[quote=sreeb]I don’t think you will see the lines drawn across income levels. I’m expecting it to come down to the productive class vs the leaching class. Much of the financial class has now joined the leaches.
I believe we are already so far gone that default is inevitable, the only question is who gets defaulted on.
It is going to come down to either the entitled (voters) or the bond holders (foreigners and bankers). By the time the 2012 elections are over, the bond holders will realize that it won’t be the entitled. Then we become Greece.

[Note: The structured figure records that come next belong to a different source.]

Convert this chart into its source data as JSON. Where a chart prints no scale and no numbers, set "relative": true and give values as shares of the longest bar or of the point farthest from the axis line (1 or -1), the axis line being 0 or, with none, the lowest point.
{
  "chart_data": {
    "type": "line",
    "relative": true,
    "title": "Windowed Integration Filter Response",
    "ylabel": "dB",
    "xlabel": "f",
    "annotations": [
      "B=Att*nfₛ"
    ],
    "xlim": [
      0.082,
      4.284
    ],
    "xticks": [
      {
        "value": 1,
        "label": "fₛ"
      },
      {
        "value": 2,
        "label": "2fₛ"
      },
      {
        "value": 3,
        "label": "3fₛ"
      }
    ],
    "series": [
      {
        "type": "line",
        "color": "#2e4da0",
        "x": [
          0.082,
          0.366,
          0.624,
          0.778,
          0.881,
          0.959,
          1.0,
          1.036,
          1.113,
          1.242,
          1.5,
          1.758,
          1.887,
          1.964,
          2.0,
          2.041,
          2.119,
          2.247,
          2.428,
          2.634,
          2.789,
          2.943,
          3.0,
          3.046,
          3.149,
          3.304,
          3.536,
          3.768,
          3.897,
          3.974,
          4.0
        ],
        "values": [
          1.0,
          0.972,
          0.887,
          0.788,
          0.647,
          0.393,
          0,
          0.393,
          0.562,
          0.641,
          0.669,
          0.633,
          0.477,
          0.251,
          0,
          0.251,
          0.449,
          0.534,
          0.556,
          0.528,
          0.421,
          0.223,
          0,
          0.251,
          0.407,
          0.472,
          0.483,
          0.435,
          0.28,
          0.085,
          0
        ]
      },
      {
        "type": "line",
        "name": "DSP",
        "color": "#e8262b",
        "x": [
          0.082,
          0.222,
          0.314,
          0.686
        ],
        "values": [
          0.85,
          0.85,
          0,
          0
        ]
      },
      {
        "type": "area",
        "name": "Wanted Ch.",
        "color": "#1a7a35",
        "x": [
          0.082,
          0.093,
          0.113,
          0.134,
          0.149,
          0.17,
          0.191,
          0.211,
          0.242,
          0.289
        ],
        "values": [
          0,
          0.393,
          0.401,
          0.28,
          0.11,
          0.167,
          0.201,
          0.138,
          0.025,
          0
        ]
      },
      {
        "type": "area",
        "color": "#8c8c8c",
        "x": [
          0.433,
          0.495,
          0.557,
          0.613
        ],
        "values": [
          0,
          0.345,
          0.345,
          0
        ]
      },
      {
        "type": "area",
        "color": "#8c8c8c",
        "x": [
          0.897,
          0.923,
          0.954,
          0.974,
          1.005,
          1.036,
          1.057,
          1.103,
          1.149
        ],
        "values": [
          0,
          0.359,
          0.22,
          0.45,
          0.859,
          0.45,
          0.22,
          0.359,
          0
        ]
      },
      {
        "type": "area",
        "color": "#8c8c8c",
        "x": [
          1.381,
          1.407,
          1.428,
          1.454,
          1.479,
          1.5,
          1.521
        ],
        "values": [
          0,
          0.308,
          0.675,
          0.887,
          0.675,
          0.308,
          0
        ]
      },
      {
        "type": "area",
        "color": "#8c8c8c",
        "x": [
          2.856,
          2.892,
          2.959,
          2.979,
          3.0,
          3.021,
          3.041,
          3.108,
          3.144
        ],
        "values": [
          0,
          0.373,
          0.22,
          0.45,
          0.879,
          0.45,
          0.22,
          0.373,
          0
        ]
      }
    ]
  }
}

Interest rates will spiral rapidly as first risk is priced in and then the budget effect of the higher rates creates positive feed back.[/quote]
Yeah, that whole post is non-credible.
The problem with us “becoming Greece” is that all of Greece’s debt was externally denominated.
Very little of ours is.
We tend to only issue debt in the form of dollars (not exclusively but for the most part).
If we ever really had a problem paying on those bonds we could just literally print the cash and mail it to the bond holders.
It is possible that the leverage spreads will increase but I doubt it.
Pretty much you can take whatever nominal promise the US makes and treat it as gold now and forever.
We still own the presses.
What will change in the next 10 years or so is that the BRIC countries will gain prominence as consumer markets.
Just wait until Chery starts producing electric vehicles for Asia.
Then being Greece will be the least of our problems.